TELL US OF EARTH
@tell_us_of_earth_In Collaboration with Anna Chiarini and Femi Oriogiun-Williams.
Arts Council funded commission ‘In Search of Refuge’ for Kent Medway Museum Partnership, 2022
In response to a callout by the KMMP, Abigail, Anna and Femi established Tell Us of Earth. Tell Us of Earth is an on-going research project looking to shape the future of our museums by seeking to include migrant voices in discussions around museum collections.
Artists Abigail Burt, Anna Chiarini and Femi Oriogun-Williams have been working with Refugees, Asylum seekers and first generation migrants to create storytelling vessels, lasting testimonies of the presence of voices not often represented in a museum setting.
We were drawn to the idea of vessels because they are well represented in the collection of The Beaney, and they also serve as a good metaphors for containing a multiplicity of experiences. Within The Beaney, there are Roman, Greek, and Egyptian jars and urns, Cochiti pueblo anthropomorphic vessels, and Hausa water carrying jugs. These lasting objects carry not only specific substances needed for life and death, but also the stories of the people that made them. We were particularly struck by the Cochiti Pueblo clay figures with open mouths, which pay testament to the strong oral heritage from which they arise. As refugees in their own country, storytelling becomes a means of recording Cochiti Pueblo history and preserving their identity. Our own storytelling vessels aim to tell the stories of refugees and migrants in the locality of Canterbury, and therefore add new and relevant voices to the museum collection.
The intersectionality between land rights issues and migration we saw as a story that could be told through clay, a material that comes from earth, and that within it, holds links to a distant past. We wanted to create sonic time capsules, composed from clay, whose express function was to hold within them vital stories which communicated what it was like now.

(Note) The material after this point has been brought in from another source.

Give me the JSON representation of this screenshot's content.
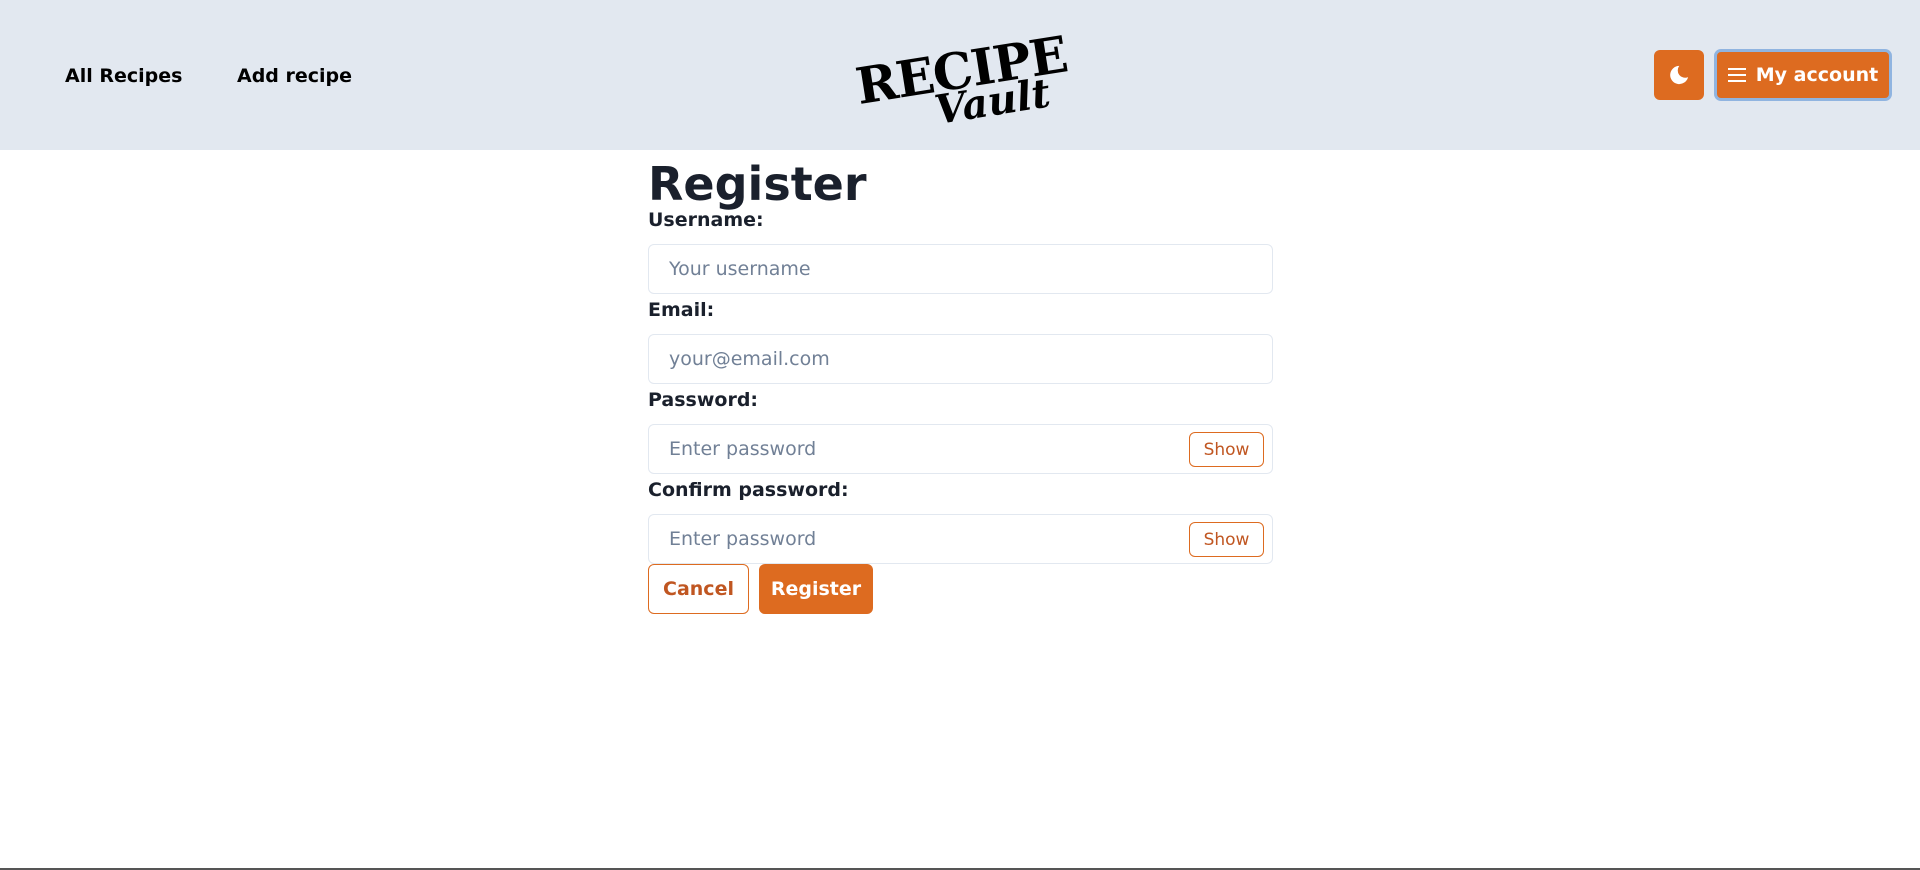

The physical act of working with clay engages the body, the hands, and transcends language. By working with clay a form of wordless communication took place, and we could draw on this aesthetic conversation in the workshops when working on the final ceramic vessels.
With these three contemporary vessels and audio piece, we hope that we reflect and communicate the voices that we heard through the focus group, workshops, and time spent with the families at the Bridging hotels. With these art works, we are adding relevancy to the museum’s collection and widening the voices represented through the addition of new objects.